Better intuition about math, better problem-solving
As an instructor of college-level mathematics, I view this focus on conceptual understanding and multiple strategies for solving problems as a welcome change. Doing things this way can help build intuition about the size of answers and help with estimation. College students can compute answers to homework problems to 10 decimal places, but ask them to ballpark something without a calculator and I get blank stares. Ditto for conceptual understanding – for instance, students can evaluate integrals with relative ease, but building one as a limit of Riemann sums to solve an actual problem is often beyond their reach.

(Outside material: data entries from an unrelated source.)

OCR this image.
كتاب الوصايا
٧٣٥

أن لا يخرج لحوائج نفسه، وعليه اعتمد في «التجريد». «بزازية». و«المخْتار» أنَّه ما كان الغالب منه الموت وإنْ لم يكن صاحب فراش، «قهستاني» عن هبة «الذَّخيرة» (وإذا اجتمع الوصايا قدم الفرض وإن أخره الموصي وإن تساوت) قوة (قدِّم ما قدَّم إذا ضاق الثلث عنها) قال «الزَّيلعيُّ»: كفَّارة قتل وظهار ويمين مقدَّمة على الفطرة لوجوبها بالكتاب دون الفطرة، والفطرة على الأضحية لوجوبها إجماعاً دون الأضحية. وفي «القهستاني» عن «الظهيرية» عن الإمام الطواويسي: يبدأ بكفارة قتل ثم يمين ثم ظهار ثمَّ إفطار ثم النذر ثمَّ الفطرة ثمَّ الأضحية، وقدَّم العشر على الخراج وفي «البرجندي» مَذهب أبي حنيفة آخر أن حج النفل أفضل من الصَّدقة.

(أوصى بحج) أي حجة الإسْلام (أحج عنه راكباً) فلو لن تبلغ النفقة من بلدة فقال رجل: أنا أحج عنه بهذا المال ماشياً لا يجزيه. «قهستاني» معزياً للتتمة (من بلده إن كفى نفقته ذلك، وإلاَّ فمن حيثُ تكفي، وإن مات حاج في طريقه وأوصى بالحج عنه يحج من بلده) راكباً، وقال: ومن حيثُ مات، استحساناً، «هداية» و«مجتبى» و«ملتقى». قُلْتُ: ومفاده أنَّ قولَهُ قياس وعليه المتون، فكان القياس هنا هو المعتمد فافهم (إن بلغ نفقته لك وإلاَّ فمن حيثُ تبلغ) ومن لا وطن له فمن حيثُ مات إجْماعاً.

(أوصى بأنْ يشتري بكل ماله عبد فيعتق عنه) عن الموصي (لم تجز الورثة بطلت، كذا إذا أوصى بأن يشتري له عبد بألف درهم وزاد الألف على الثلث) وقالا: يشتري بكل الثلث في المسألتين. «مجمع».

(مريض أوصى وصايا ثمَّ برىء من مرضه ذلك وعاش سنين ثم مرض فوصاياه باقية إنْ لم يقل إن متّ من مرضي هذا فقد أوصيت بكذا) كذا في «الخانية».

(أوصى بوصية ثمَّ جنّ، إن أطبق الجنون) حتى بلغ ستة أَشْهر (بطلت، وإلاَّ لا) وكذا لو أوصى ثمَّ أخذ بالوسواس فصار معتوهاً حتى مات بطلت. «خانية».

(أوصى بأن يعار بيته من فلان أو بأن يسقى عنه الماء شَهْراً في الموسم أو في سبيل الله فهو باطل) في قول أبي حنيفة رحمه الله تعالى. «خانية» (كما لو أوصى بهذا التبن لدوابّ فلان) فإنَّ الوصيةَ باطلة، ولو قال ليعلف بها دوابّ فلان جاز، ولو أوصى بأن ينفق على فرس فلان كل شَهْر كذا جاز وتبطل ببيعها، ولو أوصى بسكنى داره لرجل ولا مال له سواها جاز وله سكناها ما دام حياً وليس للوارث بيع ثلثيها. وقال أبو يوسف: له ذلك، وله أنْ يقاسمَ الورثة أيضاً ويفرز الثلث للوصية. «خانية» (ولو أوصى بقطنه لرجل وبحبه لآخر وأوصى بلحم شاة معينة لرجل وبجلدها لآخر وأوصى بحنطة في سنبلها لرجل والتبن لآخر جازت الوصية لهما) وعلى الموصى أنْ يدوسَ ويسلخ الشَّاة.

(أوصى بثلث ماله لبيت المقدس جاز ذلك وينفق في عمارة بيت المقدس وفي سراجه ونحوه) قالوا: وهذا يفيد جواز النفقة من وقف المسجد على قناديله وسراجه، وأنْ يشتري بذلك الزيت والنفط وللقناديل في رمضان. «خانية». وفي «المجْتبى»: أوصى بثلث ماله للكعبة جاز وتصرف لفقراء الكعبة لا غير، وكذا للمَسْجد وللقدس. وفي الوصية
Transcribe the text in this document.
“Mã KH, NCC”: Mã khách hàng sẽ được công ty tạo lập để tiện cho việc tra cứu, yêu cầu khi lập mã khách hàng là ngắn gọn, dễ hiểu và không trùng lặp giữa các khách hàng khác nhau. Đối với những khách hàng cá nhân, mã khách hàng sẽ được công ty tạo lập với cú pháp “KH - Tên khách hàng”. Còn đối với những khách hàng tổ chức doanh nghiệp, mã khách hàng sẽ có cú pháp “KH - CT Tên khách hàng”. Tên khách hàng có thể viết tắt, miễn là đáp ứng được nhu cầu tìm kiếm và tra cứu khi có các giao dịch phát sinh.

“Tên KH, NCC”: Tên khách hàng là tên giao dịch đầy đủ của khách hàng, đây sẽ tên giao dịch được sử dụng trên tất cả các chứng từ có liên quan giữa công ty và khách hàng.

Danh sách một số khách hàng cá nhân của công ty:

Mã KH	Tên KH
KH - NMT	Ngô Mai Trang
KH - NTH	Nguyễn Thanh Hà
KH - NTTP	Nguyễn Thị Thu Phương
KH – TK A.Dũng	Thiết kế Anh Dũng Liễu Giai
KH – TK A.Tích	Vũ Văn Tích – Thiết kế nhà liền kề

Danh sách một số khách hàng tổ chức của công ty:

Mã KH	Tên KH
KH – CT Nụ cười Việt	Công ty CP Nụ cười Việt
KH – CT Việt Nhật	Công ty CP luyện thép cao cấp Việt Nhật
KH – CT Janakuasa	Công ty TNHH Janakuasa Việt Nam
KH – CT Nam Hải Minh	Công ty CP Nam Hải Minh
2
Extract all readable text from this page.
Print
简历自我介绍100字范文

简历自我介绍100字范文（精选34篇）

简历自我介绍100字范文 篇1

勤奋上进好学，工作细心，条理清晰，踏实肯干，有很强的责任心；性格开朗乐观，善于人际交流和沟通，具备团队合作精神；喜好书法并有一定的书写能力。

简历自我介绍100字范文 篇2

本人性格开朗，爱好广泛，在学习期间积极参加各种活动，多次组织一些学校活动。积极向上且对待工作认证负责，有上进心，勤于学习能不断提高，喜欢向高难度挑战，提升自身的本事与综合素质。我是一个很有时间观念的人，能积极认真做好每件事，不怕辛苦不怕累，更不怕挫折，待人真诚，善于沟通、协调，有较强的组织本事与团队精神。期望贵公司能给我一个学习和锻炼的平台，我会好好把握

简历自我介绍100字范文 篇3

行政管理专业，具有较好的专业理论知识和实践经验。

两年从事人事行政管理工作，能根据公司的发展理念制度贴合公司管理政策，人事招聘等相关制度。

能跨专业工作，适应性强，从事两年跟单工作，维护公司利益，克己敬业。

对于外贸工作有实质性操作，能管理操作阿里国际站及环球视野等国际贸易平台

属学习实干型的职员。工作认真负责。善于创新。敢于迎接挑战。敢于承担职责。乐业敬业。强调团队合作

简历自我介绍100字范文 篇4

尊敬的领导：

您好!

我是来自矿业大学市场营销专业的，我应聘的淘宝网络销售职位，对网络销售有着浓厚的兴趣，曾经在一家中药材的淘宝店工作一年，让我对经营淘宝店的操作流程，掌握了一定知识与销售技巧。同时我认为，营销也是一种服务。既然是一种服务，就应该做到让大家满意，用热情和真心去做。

This is frustrating because I know that my colleagues and I focus on these notions when we introduce these topics, but they fade quickly from students’ knowledge base as they shift their attention to solving problems for exams. And, to be fair, since the K-12 math curriculum is chopped up into discrete chunks of individual topics for ease of standardized testing assessment, it’s often difficult for students to develop the problem-solving abilities they need for success in higher-level math, science and engineering work. Emphasizing more conceptual understanding at an early age will hopefully lead to better problem-solving skills later. At least that’s the rationale behind the standards.
Alas, Common Core is in danger of being abandoned. Some states have already dropped the standards (Indiana and South Carolina, for example), looking to replace them with something else. But these actions are largely a result of mistaken conflations: that the standards represent a federal imposition of curriculum on local schools, that the standardized tests used to evaluate students are the Common Core rather than a separate initiative.
As the 2016 presidential campaign heats up, support for the Common Core has become a political liability, possibly killing it before it really has a chance. That would be a shame. The standards themselves are fine, and before we throw the baby out with the bathwater, perhaps we should consider efforts to implement them properly. To give the Common Core a fair shot, we need appropriate professional development for teachers and a more phased introduction of new standardized testing attached to the standards.
But, if we do ultimately give in to panic and misinformation, let’s hope any replacement provides proper coherence and rigor. Above all, our children should develop solid mathematical skills that will help them see the beauty and utility of this wonderful subject.